Everything she related, from the disposal of the body in the first chapter to the resolutions of the last, sounded so plausible. Perhaps too plausible? I just couldn’t shake off the niggling questions that arose: Has Naomi really told us everything that she could have about her childhood? And her relationship to Peter (the body she’s trying to get into the boat)—has she told us all that we need to know about his death? And if not, might the book mean something entirely different than what I thought? And then I realized that that uncertainty—what kind of book am I reading? what is Naomi really like?—despite my discomfort with it, is a major reason why I fell under the spell of
After Life
and why I knew I had to include it in the Book Lust Rediscoveries series.

After Life
held other delights for me as well. The way an author uses language is always important to me in the books I choose to read. I realized a long time ago that, of all the books I’ve most enjoyed, the vast majority are characterized by their authors’ ability to put words together in ways that surprise and enchant me, ways that cause me to look at the world as I never had before. Invariably, there are sentences and paragraphs in these books that I am compelled to read aloud to my husband (or whomever happens to be close by), post on the bulletin board in my office, and copy into the by now multi-volumed set of notebooks I have kept for years and years, which contain my favorite poems and lines from the books I’ve loved, to be read to myself when I need comforting or aloud, by my husband, to help me fall asleep.

Here are two of the lines from
After Life
I wrote down in 2000 in my notebook.
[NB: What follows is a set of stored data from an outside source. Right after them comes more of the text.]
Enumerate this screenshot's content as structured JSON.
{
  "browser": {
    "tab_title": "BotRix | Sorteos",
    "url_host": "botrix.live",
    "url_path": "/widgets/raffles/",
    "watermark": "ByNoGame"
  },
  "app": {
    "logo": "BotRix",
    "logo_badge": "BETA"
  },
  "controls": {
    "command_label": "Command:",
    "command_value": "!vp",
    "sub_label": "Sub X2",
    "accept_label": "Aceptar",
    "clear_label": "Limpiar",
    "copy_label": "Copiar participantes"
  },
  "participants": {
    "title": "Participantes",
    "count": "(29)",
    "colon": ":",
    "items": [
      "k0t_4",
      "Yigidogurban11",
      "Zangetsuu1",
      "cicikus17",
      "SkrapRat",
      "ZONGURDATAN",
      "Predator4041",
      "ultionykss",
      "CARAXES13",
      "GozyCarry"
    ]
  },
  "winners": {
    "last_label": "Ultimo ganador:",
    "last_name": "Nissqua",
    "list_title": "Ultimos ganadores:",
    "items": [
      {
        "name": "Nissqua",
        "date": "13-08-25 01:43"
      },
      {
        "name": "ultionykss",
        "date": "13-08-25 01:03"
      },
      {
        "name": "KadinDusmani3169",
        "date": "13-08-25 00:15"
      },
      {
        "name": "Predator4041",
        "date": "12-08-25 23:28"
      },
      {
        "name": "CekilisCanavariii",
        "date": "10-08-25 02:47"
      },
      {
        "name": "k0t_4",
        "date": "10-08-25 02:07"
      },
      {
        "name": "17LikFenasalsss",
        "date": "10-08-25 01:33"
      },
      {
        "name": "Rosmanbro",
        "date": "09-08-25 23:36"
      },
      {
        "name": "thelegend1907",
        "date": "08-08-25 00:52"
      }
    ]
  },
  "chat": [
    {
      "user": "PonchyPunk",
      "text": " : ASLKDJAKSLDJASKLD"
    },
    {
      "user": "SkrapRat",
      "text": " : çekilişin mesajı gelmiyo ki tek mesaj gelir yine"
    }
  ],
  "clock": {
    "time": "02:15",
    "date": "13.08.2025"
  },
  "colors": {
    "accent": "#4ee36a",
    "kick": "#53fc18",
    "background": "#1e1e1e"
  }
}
One is, I think, central to understanding Naomi, while the other I am drawn to simply because it puts into words an inchoate feeling I’ve often had.

The first: “My mother began in honesty and ended in fraud; I began in fraud and ended in something at least close to truthfulness.”

And the second: “…and I felt a small but swelling happiness, the kind that comes from a smooth carrying-out of an errand.”

Perfection.

Finally there is Ellis’s evocation of the setting of
After Life
. Although I am a novel reader who, as might be apparent by now, tends to pay more attention to character development and agility with language than a novel’s setting (unless I’m reading historical fiction), I found it impossible not to be wowed by the way Ellis brought the upstate New York town of Train Line to life. Train Line is based on the real community of Lily Dale, New York, which I felt I had heard of before I read Ellis’s novel. But maybe not. I’d certainly never felt any particular urge to visit there until after my first reading of
After Life
. When I finished the novel, I actually sat down at my computer and tried to figure out how many planes, trains, and buses it might take for me to get there from Seattle. (And believe me, it was much harder to get that kind of information in 2000 than it is today.) I still Google Lily Dale occasionally, noting with a skeptic’s delight that I could obtain a list of all the registered mediums in town, should I ever feel the need to consult with one. I have yet to make the trip, in part, I think, for fear that the possibly mundane reality of Lily Dale would mar the wonder of Train Line and of the young woman at the center of this unforgettable tale (written by Rhian Ellis—and me).

I hope you enjoy
After Life
as much as I did.

 

Nancy Pearl

After Life

1
what I did

First I had to get his body into the boat. This was more than ten years ago, and I’ve forgotten some of what came before and after, but that night and the following day I remember in extravagant detail. I had lain awake all night, trying to imagine how I might get him off the bed and down the stairs and into the rowboat, since he weighed at least a hundred and fifty pounds and might have gone stiff. My bed, I remember, felt absurdly uncomfortable, as if someone had slipped walnuts and bolts into the layer just beneath the ticking, and there was something sharp and prickly, like hay, poking out of my pillow into my face and neck, yet I hardly moved all night. Every noise paralyzed me with fear. I had to force my eyes shut to think, literally hold them shut with my fingers, and in this way I worked through the problem—getting him into the boat—over and over again, allowing for variations, so that by morning I was pretty sure I had it down. Once he was in the boat it would be easy.